Ten aanzien van b. overweegt de beroepscommissie dat onweersproken is dat klager op 28 oktober 2013 aan het personeel een schorsingsverzoek heeft overhandigd en dat hij heeft verzocht dit verzoek naar de RSJ te faxen. Het schorsingsverzoek is pas op 30
oktober 2013 aan de RSJ gefaxt. De beroepscommissie stelt voorop dat het, juist bij beslissingen die een kortdurende tenuitvoerlegging kennen, van belang is dat de schorsingsvoorzitter zo spoedig mogelijk kennis kan nemen van een schorsingsverzoek.
Daarbij verdient het dan de voorkeur dergelijke verzoeken aan de voorzitter te (laten) faxen. De beroepscommissie gaat er dan ook vanuit dat de directeur, bij het verzoek van de gedetineerde een schorsingsverzoek te faxen, hier zijn medewerking aan
verleent en aldus een correcte rechtsgang bevordert. Nu naar het oordeel van de beroepscommissie voldoende is komen vast te staan dat het schorsingsverzoek van klager niet zo spoedig mogelijk is gefaxt, zal het beroep gegrond worden verklaard, de
uitspraak van de beklagcommissie in zoverre worden vernietigd en het beklag alsnog gegrond worden verklaard. Zij kent aan klager een tegemoetkoming toe van € 15,=.

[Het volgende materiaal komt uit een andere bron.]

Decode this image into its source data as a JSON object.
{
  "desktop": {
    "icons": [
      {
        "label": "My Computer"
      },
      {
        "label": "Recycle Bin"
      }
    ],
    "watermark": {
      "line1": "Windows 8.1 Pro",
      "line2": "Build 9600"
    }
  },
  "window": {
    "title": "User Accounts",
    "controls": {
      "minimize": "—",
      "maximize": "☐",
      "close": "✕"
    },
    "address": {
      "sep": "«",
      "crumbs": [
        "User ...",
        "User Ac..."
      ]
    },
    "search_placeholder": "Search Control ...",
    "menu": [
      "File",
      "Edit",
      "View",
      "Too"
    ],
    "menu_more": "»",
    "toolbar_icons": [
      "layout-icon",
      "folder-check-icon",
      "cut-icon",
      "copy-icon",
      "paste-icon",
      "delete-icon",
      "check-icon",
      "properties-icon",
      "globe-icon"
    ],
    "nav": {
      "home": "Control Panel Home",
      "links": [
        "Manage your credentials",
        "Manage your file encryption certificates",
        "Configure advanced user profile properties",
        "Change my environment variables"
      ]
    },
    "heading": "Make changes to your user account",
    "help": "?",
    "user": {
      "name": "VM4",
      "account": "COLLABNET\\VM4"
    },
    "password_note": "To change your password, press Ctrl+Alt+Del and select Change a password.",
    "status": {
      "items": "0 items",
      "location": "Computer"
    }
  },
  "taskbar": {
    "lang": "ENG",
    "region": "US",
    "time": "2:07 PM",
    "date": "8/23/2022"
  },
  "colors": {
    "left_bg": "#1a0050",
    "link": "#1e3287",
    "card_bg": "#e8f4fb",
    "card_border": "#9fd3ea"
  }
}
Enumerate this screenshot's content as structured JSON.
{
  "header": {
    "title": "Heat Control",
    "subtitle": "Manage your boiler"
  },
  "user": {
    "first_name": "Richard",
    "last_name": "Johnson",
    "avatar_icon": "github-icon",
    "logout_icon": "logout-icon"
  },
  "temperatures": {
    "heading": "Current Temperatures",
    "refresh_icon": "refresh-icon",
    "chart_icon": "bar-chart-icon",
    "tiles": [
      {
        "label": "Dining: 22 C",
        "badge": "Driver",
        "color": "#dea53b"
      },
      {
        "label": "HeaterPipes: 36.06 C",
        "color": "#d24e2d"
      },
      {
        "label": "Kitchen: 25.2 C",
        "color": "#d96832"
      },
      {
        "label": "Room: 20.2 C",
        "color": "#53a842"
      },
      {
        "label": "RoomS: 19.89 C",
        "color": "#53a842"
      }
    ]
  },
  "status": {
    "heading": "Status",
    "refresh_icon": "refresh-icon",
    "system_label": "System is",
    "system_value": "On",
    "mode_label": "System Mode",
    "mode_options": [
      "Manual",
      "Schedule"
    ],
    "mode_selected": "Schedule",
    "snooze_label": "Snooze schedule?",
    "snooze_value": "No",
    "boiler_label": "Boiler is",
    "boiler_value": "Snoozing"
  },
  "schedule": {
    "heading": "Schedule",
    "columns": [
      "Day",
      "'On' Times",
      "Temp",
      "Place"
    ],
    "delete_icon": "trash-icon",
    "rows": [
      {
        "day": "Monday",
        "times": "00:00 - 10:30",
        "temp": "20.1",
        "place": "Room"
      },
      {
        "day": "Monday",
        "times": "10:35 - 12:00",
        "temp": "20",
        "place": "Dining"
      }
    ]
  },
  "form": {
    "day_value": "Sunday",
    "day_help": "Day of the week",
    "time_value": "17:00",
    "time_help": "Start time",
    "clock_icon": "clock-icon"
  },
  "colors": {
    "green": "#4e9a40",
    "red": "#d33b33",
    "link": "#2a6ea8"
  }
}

Ten aanzien van c. overweegt de beroepscommissie als volgt. Op grond van artikel 39, vierde lid, van de Pbw dient de gedetineerde in staat te worden gesteld met zijn raadsman te bellen indien hiervoor de noodzaak en de gelegenheid bestaat. Klager heeft
onweersproken aangevoerd dat hij met zijn raadsman wilde bellen omdat er op 29 oktober 2013 twee NIFP-rapporteurs langs zouden komen voor het opmaken van een pro justitia-rapportage en klager met zijn raadsman wilde bespreken of hij hier aan zou
meewerken. De beroepscommissie is van oordeel dat, gelet op de aan klager opgelegde disciplinaire straf en de omstandigheid dat de volgende dag twee rapporteurs van het NIFP zouden langskomen, de noodzaak tot contact met de raadsman was gegeven. Nu
niet
gebleken is dat geen gelegenheid kon worden gecreëerd klager te laten bellen met zijn raadsman zal de beroepscommissie het beroep ten aanzien van c. gegrond verklaren. Zij vernietigt de uitspraak van de beklagcommissie in zoverre en zij verklaart het
beklag alsnog gegrond. Zij kent klager een tegemoetkoming toe en stelt de hoogte daarvan vast op € 10,=.

4. De uitspraak
De beroepscommissie verklaart het beroep ten aanzien van a. b. en c. gegrond, vernietigt de uitspraak van de beklagcommissie voor zover daartegen beroep is ingesteld en verklaart het beklag alsnog gegrond.
Zij bepaalt dat aan klager een tegemoetkoming toekomt van in totaal € 35,=.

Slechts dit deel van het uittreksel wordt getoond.